1. To complete a work A and B takes 8 days, B and C takes 12 days, A,B and C takes 6 days. How much time A and C will take
- 24 days
- 16 days
- 12 days
- 8 days
Answer: Option D
Explanation:
A+B 1 day work = 1/8
B+C 1 day work = 1/12
A+B+C 1 day work = 1/6
We can get A work by (A+B+C)-(B+C)
And C by (A+B+C)-(A+B)
So A 1 day work =
\begin{aligned}
\frac{1}{6}- \frac{1}{12} \\
= \frac{1}{12}
\end{aligned}
Similarly C 1 day work =
\begin{aligned}
\frac{1}{6}- \frac{1}{8} \\
= \frac{4-3}{24} \\
= \frac{1}{24}
\end{aligned}
So A and C 1 day work =
\begin{aligned}
\frac{1}{12} + \frac{1}{24} \\
= \frac{3}{24} \\
= \frac{1}{8}
\end{aligned}
So A and C can together do this work in 8 days
2. A man can do a piece of work in 5 days, but with the help of his son he can do it in 3 days. In what time can the son do it alone ?
- \begin{aligned} 7\frac{1}{2}days \end{aligned}
- \begin{aligned} 6\frac{1}{2}days \end{aligned}
- \begin{aligned} 5\frac{1}{2}days \end{aligned}
- \begin{aligned} 4\frac{1}{2}days \end{aligned}
Answer: Option A
Explanation:
In this type of question, where we have one person work and together work done. Then we can easily get the other person work just by subtracting them. As,
Son's one day work =
\begin{aligned}
\left(\frac{1}{3}-\frac{1}{5} \right) \\
=\left(\frac{5-3}{15} \right) \\
= \frac{2}{15}
\end{aligned}
So son will do whole work in 15/2 days
which is =
\begin{aligned} 7\frac{1}{2}days \end{aligned}
3. A tyre has two punctures.
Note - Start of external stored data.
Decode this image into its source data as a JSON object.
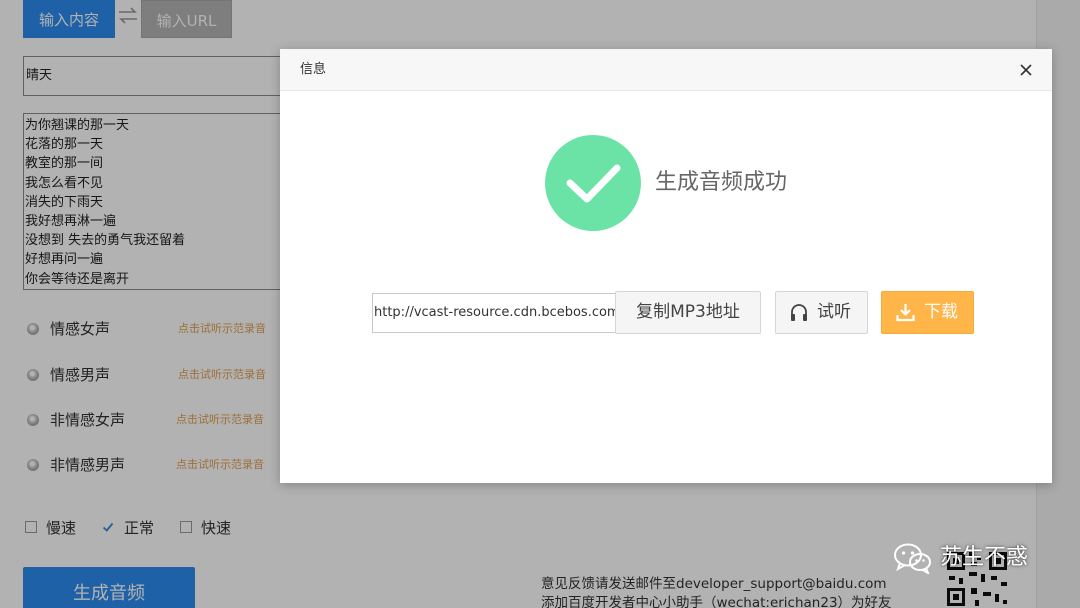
{
  "tabs": {
    "input_content": "输入内容",
    "input_url": "输入URL"
  },
  "title_input": {
    "value": "晴天"
  },
  "content_lines": [
    "为你翘课的那一天",
    "花落的那一天",
    "教室的那一间",
    "我怎么看不见",
    "消失的下雨天",
    "我好想再淋一遍",
    "没想到 失去的勇气我还留着",
    "好想再问一遍",
    "你会等待还是离开"
  ],
  "voices": [
    {
      "label": "情感女声",
      "demo": "点击试听示范录音",
      "selected": false
    },
    {
      "label": "情感男声",
      "demo": "点击试听示范录音",
      "selected": false
    },
    {
      "label": "非情感女声",
      "demo": "点击试听示范录音",
      "selected": false
    },
    {
      "label": "非情感男声",
      "demo": "点击试听示范录音",
      "selected": false
    }
  ],
  "speeds": [
    {
      "label": "慢速",
      "checked": false
    },
    {
      "label": "正常",
      "checked": true
    },
    {
      "label": "快速",
      "checked": false
    }
  ],
  "generate_button": "生成音频",
  "footer": {
    "line1": "意见反馈请发送邮件至developer_support@baidu.com",
    "line2": "添加百度开发者中心小助手（wechat:erichan23）为好友"
  },
  "watermark": {
    "name": "苏生不惑"
  },
  "modal": {
    "title": "信息",
    "success_message": "生成音频成功",
    "mp3_url": "http://vcast-resource.cdn.bcebos.com/vc",
    "copy_button": "复制MP3地址",
    "listen_button": "试听",
    "download_button": "下载"
  },
  "icons": {
    "swap": "swap-arrows-icon",
    "close": "close-icon",
    "success": "check-circle-icon",
    "listen": "headphones-icon",
    "download": "download-icon",
    "wechat": "wechat-logo-icon"
  },
  "colors": {
    "primary_blue": "#2d8cf0",
    "success_green": "#6ce3a6",
    "download_orange": "#ffb548",
    "demo_link_orange": "#e0a050",
    "overlay": "rgba(0,0,0,0.30)"
  }
}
The first puncture alone would have made the tyre flat in 9 minutes and the second alone would have done it in 6 minutes. If air leaks out at a constant rate, how long does it take both the punctures together to make it flat ?
- \begin{aligned} 3\frac{1}{5} min \end{aligned}
- \begin{aligned} 3\frac{2}{5} min \end{aligned}
- \begin{aligned} 3\frac{3}{5} min \end{aligned}
- \begin{aligned} 3\frac{4}{5} min \end{aligned}
Answer: Option C
Explanation:
Do not be confused, Take this question same as that of work done question's. Like work done by 1st puncture in 1 minute and by second in 1 minute.
Lets Solve it:
1 minute work done by both the punctures =
\begin{aligned}
\left(\frac{1}{9}+\frac{1}{6} \right) \\
=\left(\frac{5}{18} \right) \\
\end{aligned}
So both punctures will make the type flat in
\begin{aligned}
\left(\frac{18}{5} \right)mins \\
= 3\frac{3}{5} mins
\end{aligned}
4. A completes 80% of a work in 20 days. Then B also joins and A and B together finish the remaining work in 3 days. How long does it need for B if he alone completes the work?
- \begin{aligned} 35\frac{1}{2} \end{aligned}
- \begin{aligned} 36\frac{1}{2} \end{aligned}
- \begin{aligned} 37\frac{1}{2} \end{aligned}
- \begin{aligned} 38\frac{1}{2} \end{aligned}
Answer: Option C
Explanation:
Work done by A in 20 days = 80/100 = 8/10 = 4/5
Work done by A in 1 day = (4/5) / 20 = 4/100 = 1/25 --- (1)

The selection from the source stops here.